Tuesday, June 10, 2014

Labour's historical betrayal cannot be won back


‘Traditional voters, who perhaps at times we took for granted but had nowhere else to go, are now being offered an alternative by Ukip.
‘Our voters, if I can still call them that, see Ukip [as] a party who are offering a vision and a hope that things can be better.'
Rachel Reeves


RACHEL REEVES, like her professional colleagues, understands little of what is happening with Labour's traditional working class supporters; although she is right when she said we ignored them 'because they had nowhere else to go'. This is a true statement reflecting the arrogance and contempt shown by the Labour Party from Blair onwards, toward the very people who made the Labour Party, and whose union subscription helped keep it solvent.
            
            The Labour Party began encouraging a new voting base - migrants. The white working class saw what was happening, but the party made them fearful of speaking their minds on immigration. They had bigoted sword of racism floating over their heads ready to dropped the rules of political correctness were broken. Which effectively meant keeping their collective mouths zipped. These were not racists; for if they had been, they would have had an alternative to Labour before the arrival of Ukip on the scene - the BNP.
            
             Blair and Brown knew that immigrants would be thankful to any party that allowed them in and would remain loyal to them as they were making their way into British society. Today in many northern cities the migrant population is demographically changing the face of cities like Bradford, and more importantly London in the south. The white working class were, before the arrival of Ukip on the political stage, more or less told to like it or lump it.
            
             Then Tony Blair allowed hundreds of thousands of Poles, and Portuguese in from Eastern Europe at a time when the Schengen Agreement  (allowing for the free movement of people within Europe) set aside a seven year period of adjustment for European nations to prepare. Blair ignored this clause in the agreement and set about opening our boarders to all and sundry throughout Europe; while expressing the belief that only 13,000 would take advantage. Blair only thought of the electoral advantages…and, as a politician, he was not an original in this respect.

            

             But he saw only the political advantages to the Labour Party, and not the disadvantages to the social infrastructure - to the NHS, criminality, education, and housing shortages.
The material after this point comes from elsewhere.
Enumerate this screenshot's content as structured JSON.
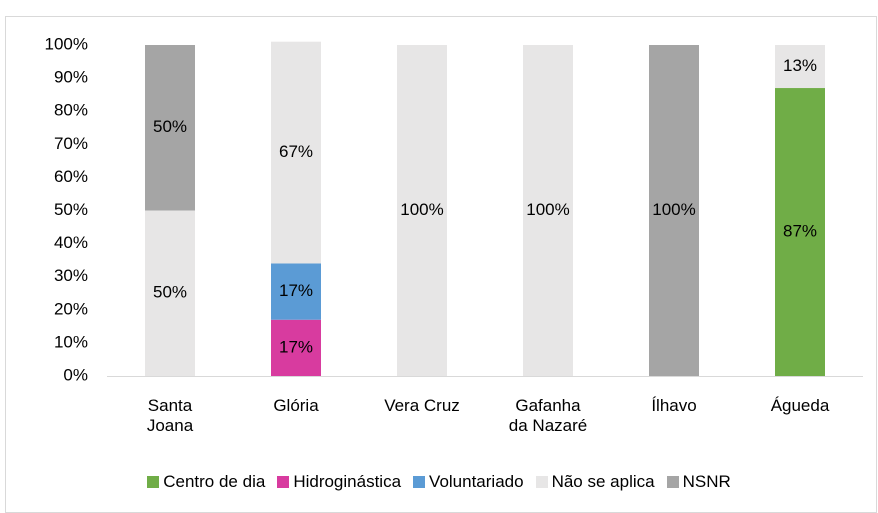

All these areas are now being squeezed by an increase in the country's population artificially created by Labour politicians who silenced with charges of racism anyone who opposed them. So it is somewhat sanctimonious of Rachel Reeves to bleat on about the party 'losing its raison d'etre'
           
            The Shadow Work and Pensions Secretary cannot seek to regain the trust of its traditional working class base. She and the Labour Party have sat back with arms folded, believing that Ukip was damaging the Tory Party and believing that the white working class were nothing more than a troop of trained chimpanzees wearing red rosettes; and it was only within the emotional captivity of the Labour Party that they could have any political purpose.
 
I DESPISE THE Labour Party for what they have done to this country. I am from a working class background. I failed my 11-plus and left school at fifteen; and from the age of eighteen in 1968, I have always voted Labour. Even for a brief period in the 1970s when I joined the British Communist Party…and what a mistake that was.                         
             
              So when I say I despise the Labour Party. I am not speaking as one of its political enemies, but as one of its one-time supporters who in 1997 sat up all night to see Michael Portillo loose his parliamentary seat.            
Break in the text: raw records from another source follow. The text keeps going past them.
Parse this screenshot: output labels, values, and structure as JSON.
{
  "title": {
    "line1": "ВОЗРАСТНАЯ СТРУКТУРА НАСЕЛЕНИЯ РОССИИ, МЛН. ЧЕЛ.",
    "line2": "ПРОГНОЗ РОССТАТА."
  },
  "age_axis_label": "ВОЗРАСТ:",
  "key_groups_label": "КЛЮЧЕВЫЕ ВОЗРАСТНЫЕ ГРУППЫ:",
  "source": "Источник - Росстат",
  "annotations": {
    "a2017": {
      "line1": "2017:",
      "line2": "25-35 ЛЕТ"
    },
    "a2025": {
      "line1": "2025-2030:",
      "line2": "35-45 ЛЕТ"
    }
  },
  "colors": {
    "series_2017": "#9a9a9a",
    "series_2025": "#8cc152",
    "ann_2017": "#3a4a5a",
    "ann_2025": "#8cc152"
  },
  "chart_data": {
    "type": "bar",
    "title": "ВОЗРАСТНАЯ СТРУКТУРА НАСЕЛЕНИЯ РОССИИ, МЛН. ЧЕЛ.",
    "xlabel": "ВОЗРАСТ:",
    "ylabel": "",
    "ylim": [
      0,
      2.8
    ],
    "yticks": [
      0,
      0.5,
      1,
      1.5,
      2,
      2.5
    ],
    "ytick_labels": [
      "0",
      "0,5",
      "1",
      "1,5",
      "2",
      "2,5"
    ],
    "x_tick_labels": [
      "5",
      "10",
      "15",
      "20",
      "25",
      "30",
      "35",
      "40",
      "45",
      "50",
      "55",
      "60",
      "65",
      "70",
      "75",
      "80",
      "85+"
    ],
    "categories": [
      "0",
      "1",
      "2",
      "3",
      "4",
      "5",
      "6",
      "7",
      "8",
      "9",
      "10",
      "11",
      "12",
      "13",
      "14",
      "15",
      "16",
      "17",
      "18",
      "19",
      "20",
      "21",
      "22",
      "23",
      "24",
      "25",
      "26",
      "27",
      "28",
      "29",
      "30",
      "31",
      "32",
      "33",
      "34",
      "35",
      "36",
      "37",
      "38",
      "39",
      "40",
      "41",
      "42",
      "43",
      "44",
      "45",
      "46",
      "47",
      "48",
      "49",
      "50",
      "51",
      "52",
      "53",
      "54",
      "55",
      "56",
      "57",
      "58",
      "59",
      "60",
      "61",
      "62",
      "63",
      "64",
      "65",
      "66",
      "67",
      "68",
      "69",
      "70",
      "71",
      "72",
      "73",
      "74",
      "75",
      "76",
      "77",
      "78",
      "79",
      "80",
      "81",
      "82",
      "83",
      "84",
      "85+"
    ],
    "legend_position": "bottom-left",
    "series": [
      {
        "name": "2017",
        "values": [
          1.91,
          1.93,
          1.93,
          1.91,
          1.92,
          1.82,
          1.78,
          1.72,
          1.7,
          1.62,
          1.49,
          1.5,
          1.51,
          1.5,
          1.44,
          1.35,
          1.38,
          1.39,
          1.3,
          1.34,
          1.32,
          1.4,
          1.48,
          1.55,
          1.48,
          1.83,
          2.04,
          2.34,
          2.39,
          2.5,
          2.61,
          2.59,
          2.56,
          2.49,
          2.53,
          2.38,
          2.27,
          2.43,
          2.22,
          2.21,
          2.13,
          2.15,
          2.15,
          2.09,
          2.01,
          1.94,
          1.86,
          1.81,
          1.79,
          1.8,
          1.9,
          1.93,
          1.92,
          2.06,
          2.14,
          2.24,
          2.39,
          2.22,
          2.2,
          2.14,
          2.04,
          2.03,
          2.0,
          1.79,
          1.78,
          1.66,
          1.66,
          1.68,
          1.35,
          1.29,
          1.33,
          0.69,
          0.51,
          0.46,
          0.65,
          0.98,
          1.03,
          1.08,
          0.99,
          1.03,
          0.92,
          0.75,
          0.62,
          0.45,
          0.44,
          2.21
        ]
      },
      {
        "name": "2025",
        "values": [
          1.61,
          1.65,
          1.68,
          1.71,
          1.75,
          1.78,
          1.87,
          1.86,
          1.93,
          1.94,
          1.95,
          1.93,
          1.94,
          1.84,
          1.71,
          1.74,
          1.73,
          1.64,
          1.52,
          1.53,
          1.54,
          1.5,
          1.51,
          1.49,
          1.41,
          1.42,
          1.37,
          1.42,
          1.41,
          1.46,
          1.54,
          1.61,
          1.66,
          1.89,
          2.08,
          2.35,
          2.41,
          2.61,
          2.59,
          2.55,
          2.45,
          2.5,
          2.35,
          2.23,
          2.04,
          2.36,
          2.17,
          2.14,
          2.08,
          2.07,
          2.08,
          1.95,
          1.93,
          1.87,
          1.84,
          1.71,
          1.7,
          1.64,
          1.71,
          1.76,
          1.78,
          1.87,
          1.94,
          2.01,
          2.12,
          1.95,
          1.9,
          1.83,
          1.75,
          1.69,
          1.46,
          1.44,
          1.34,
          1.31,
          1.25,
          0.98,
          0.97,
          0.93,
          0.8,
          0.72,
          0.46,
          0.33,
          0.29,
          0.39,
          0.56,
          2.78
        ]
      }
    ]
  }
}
               I supported Blair throughout his premiership from 1997 until the mentally unstable Brown helped remove him from office in 2007. So I cannot, with my background, be considered a Tory. I voted Ukip and will continue to do so, partly, because the white working class were abandoned by Labour and there is no chance of Labour winning them back and Rachel Reeves must understand this.  

               The white working class have always been small 'c' conservatives. A state of affairs those on the Left of the Labour Party always sought to change. But it this intransigent small 'c' conservative nature of the white working class that has appealed to them in supporting Ukip. Such intransigence has been there for centuries and long may it continue.